To meet the challenging targets in the Climate Change (Scotland) Act 2009 there is a need to consider the carbon costs of public sector activity and spend as a matter of routine and to use carbon assessments to ensure that carbon is factored into all decision making.
There are a number of possible assessment approaches, and the suitability of each depends on the purpose of the assessment. There is no single approach, methodology or tool that fits all circumstances.
There are two basic approaches to choose from:
- Production-based emissions only capture the emissions caused directly by a particular entity - in the case of Scotland this encompasses all domestically produced emissions, and this definition can equally be applied for a local authority area or a public sector organisation.
- Consumption-based emissions are more comprehensive and look at all the emissions that are attributable to the choices/behaviour of a particular entity (including the direct emissions caused by the fuel consumed (i.e. production-based emissions) but also, for example, the indirect emissions caused by the production of procured goods).
There is also a considerable degree of freedom in choosing the emissions that are 'in scope' of the assessment from the perspective of a particular body.
- Direct emissions are those caused by the organisation through industrial process emissions or in the burning of fuels (e.g. for heating or in the use of its own vehicle fleet). These are also called 'Scope 1' emissions, following a convention by the GHG Protocol.
- Indirect emissions are all other emissions. These can be subdivided into 'Scope 2' (indirect electricity) and 'Scope 3' (indirect other). The Scope 3 category is very wide and not assessed easily. Emissions embedded in - caused by the production of - goods and services procured from others are a key element of indirect emissions.

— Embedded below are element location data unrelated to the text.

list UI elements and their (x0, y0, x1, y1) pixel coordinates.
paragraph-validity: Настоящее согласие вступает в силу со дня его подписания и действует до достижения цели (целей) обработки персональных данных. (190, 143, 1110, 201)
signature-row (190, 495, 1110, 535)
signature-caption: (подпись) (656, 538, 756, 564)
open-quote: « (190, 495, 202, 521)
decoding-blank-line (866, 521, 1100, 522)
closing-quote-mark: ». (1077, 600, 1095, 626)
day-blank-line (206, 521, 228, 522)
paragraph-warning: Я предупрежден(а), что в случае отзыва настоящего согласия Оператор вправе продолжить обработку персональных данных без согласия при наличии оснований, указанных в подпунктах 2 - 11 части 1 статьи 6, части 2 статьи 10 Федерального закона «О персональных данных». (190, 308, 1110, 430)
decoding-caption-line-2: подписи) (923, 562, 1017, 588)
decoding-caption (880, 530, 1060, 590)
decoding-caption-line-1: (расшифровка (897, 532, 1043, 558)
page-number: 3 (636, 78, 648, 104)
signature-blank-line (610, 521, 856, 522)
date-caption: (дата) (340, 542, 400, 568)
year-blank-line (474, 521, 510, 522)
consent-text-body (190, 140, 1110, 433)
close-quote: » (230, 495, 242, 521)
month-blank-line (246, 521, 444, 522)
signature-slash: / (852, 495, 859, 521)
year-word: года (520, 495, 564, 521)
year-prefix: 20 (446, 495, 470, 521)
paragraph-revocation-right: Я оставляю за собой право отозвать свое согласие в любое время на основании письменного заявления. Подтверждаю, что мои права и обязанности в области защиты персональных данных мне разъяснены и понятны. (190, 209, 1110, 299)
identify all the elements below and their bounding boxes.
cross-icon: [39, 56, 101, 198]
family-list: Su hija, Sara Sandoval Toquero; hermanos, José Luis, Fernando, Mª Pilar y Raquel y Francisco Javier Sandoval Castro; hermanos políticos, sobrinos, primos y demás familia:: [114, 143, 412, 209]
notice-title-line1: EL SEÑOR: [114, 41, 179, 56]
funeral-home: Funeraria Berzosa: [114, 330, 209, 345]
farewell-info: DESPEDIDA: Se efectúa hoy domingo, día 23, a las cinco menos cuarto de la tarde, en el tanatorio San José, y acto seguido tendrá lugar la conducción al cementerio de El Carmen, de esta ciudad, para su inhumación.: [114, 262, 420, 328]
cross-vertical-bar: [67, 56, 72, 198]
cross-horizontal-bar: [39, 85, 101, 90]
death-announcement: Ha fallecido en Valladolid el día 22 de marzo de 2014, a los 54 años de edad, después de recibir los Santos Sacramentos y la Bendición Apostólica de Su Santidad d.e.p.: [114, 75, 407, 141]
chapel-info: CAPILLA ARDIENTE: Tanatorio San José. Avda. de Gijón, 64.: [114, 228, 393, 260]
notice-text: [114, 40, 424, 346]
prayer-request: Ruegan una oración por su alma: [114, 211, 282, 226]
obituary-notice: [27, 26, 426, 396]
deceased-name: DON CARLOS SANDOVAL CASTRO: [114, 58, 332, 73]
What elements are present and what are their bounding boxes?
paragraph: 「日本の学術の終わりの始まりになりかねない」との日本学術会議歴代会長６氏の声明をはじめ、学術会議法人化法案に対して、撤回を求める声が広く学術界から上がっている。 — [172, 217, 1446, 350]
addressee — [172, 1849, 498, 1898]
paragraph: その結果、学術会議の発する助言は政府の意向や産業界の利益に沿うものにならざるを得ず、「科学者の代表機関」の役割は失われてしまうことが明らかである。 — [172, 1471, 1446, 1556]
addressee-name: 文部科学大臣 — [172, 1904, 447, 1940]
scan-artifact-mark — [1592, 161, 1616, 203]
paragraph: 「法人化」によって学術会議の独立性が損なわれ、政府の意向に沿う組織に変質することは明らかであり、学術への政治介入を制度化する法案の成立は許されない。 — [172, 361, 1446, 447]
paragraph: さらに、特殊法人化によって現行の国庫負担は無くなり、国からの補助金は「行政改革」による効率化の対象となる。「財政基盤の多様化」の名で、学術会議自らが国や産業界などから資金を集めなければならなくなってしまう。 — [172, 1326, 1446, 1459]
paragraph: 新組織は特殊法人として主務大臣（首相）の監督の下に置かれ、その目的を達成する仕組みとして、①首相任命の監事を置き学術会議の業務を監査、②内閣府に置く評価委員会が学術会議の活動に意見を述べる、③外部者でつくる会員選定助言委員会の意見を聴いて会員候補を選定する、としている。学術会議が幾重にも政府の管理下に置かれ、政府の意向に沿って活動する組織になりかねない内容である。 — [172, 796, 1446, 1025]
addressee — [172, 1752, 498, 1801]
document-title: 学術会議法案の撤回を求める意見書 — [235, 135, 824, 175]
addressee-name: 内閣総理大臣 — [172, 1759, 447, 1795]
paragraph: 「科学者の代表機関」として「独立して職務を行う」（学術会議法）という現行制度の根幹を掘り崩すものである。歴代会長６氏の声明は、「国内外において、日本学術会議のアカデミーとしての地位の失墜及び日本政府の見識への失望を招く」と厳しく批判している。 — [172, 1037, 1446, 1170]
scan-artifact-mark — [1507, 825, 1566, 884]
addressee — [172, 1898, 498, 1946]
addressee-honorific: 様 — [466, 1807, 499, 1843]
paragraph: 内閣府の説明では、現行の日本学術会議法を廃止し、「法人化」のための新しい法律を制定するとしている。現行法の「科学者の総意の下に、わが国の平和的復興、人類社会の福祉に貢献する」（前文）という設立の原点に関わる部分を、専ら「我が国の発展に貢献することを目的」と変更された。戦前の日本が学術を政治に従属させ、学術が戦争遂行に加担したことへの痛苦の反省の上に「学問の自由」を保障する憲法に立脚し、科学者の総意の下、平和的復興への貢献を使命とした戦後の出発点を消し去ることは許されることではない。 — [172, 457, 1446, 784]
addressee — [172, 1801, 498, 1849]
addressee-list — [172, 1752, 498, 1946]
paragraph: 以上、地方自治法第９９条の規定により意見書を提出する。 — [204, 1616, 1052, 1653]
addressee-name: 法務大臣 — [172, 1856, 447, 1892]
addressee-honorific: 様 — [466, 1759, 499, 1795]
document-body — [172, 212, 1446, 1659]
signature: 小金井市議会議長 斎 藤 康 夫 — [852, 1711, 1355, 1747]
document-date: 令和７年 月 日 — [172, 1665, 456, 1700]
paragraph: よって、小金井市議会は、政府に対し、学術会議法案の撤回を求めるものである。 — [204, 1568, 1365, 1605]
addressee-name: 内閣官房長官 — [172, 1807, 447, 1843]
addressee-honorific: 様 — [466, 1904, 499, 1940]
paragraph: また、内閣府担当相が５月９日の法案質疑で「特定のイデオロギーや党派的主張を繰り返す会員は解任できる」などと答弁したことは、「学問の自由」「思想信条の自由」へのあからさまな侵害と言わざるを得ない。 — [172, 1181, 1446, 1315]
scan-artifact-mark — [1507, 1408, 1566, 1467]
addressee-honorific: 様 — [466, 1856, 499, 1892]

A complementary way to view emissions follows the function of a business entity and its interactions with suppliers and customers:
- Corporate/Operational emissions arise from the day-to-day running of the organisation ( Scope 1 emissions and may include Scope 3 emissions - depending on how wide the influence of the organisation is to be drawn. Business travel emissions might be included as the extent of those depends on modal choices that are within the control of an organisation).
- Upstream emissions are caused by the supply chain to an organisation (these include Scope 2 and 3 emissions).
- Downstream emissions are caused by the use of the outputs of an organisation (all Scope 3).
For the appraisal of Government policies, the focus is on the differential impact of policy measures on emissions - i.e. the change in emissions arising from the introduction of a policy. The Department for Energy and Climate Change has produced specific guidance to help assess proposals leading to an increase or a reduction in energy use (including transport fuels) and GHG emissions.